The estimated weekly production margin for a typical US Midwestern dry-mill ethanol plant was 29.97 cents/gal Friday, 10.53 cents, or 26%, below the previous week, mainly on stronger feedstock corn and variable costs.
The estimated weekly ethanol production margin was calculated using data from Platts and government agencies, including average delivered corn cost, dried distiller grain prices, natural gas prices, certain blending costs and ethanol prices.
Estimated fixed costs are based on a 50 million gal/year Midwestern plant with 32 employees, each paid an average annual salary of $47,300.
Both the average estimated delivered feedstock corn cost and dried distillers grain byproduct credit reversed course this week after falling for five straight weeks.

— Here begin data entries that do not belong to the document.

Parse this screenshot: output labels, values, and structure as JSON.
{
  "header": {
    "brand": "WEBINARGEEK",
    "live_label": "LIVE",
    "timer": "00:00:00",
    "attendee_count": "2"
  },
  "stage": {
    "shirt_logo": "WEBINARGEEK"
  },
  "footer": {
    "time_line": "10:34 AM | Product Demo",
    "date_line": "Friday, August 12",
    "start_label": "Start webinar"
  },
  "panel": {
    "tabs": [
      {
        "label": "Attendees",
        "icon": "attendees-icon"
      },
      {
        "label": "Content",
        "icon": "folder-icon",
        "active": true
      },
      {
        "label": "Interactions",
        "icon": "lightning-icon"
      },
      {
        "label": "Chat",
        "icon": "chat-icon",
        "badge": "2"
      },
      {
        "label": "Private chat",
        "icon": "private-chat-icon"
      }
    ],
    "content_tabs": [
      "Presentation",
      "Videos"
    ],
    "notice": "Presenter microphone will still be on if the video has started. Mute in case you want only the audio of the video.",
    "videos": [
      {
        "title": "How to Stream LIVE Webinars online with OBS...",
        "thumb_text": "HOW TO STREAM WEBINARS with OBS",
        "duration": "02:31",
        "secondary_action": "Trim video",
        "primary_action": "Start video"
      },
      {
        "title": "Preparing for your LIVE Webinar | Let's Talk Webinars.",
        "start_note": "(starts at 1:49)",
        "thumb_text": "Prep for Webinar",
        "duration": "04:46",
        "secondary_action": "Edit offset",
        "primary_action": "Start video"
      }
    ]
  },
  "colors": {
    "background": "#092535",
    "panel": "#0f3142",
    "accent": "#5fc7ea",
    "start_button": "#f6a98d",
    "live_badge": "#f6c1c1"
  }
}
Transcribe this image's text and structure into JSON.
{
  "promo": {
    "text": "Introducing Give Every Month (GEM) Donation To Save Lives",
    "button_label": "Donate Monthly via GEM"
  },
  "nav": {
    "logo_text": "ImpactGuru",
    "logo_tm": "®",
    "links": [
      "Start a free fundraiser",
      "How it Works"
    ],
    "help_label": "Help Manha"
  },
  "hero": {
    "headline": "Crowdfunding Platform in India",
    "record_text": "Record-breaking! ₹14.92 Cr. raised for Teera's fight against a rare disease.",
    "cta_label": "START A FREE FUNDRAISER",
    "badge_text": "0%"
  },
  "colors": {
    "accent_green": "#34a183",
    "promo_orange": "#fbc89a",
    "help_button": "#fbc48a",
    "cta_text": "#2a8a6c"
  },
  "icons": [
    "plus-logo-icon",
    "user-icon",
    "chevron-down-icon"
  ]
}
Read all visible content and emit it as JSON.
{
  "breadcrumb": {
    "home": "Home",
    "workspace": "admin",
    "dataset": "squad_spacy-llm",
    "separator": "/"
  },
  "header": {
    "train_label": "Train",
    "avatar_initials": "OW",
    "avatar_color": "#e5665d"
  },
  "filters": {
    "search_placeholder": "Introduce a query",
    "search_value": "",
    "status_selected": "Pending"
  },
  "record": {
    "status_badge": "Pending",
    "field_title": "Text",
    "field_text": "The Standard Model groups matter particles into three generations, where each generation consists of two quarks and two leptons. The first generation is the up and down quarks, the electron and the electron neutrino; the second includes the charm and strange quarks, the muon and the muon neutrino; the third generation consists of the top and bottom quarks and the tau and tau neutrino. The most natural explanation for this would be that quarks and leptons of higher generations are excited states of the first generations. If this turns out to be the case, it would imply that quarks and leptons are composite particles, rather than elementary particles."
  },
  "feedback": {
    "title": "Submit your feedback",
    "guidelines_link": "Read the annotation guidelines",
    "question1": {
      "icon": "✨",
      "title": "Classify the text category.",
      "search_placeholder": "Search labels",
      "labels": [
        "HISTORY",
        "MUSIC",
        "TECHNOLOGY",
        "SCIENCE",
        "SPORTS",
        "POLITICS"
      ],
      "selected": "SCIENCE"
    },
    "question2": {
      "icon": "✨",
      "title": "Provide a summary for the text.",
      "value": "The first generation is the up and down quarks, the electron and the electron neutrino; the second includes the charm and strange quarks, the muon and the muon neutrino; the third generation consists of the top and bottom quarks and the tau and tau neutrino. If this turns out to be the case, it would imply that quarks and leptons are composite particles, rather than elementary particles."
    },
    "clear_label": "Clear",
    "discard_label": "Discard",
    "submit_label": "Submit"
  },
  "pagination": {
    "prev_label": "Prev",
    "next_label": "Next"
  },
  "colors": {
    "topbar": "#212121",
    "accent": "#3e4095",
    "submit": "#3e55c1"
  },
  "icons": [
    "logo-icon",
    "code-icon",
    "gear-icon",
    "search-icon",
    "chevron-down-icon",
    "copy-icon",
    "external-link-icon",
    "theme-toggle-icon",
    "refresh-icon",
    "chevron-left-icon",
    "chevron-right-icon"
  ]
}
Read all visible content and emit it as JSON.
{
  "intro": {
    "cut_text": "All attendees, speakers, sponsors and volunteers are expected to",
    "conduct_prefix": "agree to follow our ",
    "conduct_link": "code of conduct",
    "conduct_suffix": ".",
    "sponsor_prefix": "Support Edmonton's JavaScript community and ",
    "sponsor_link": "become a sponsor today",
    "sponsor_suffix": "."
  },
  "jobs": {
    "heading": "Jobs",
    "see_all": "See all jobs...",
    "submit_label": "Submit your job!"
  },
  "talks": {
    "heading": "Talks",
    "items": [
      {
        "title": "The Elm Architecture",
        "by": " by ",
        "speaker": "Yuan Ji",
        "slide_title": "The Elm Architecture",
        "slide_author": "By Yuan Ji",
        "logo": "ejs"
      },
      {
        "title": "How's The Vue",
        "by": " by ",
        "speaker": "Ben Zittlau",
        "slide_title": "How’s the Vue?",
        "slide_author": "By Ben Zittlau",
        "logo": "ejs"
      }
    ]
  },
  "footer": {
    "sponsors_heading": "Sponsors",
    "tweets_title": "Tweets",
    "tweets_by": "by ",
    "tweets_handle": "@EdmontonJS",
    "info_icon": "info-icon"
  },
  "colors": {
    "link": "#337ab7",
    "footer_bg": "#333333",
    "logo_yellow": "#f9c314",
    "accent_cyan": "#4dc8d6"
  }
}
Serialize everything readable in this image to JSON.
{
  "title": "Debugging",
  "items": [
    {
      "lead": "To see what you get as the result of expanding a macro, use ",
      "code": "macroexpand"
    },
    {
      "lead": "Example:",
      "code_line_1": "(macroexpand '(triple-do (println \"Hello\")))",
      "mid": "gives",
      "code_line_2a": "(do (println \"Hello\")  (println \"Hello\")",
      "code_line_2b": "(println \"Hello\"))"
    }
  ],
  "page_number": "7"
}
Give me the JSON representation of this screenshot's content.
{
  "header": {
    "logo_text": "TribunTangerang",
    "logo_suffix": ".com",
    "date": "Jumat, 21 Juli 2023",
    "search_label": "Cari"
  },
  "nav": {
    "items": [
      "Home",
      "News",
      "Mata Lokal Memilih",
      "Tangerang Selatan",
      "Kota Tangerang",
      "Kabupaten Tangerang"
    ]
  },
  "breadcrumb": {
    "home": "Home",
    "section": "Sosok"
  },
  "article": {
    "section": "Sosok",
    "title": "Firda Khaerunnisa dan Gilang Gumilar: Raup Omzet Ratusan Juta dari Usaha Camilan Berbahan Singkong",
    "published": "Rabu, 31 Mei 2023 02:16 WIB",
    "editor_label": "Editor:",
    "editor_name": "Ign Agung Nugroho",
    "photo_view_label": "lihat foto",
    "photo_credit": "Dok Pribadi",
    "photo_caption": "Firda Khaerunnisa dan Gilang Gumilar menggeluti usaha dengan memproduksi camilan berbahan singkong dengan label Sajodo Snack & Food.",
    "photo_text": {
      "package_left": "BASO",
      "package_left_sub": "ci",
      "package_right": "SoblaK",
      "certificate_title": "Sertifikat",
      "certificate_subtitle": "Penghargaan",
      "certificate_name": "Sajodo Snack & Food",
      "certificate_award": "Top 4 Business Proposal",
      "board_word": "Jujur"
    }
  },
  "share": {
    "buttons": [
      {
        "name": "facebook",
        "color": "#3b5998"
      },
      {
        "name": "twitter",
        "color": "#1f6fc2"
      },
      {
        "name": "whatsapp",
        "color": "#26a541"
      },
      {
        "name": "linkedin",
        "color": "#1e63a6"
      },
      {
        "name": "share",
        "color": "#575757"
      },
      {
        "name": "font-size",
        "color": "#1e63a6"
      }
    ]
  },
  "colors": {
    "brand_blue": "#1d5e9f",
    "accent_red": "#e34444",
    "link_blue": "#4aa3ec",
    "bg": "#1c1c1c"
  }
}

The average estimated delivered feedstock corn cost rose 37.89 cents, or 5.3%, to a three-week high of $7.5161/bushel, while the average estimated dried distillers grain byproduct credit edged up $2.32 to $274.29/st.
The feedstock corn cost, according to sources, was mostly supported this week by the US Department of Agriculture's September 28 Quarterly Grain Stocks report that showed old crop corn inventories at 988 million bushels, down 12% from the same period of 2011.
Variable costs were also higher this week. The estimated denaturant cost rose 4.75 cents from a week ago to $1.9775/gal FOB pipeline. The estimated natural gas cost jumped 36 cents/MMBtu to $3.16/MMBtu. The estimated natural gas cost had not been this high since January, when it was at $3.30/MMBtu.
The denaturant cost was based on Friday's Platts assessment of Conway natural gasoline, which is the Kansas hub, while the natural gas cost was based on the October Platts Chicago ANR 7 pipeline monthly index.
The estimated ethanol price used in calculating the margin was the Platts Chicago Argo ethanol assessment Friday of $2.40/gal, up 4.05 cents, or 1.7%, from the previous week on supply tighthness.
US weekly ethanol production in the reporting week that ended September 28 plunged 24,000 b/d to 785,000 b/d -- the lowest level recorded by the Energy Information Administration -- while weekly ethanol inventories shrank 451,000 barrels to 18.808 million barrels, the lowest since the week ending August 31, the EIA said in its latest weekly report Wednesday.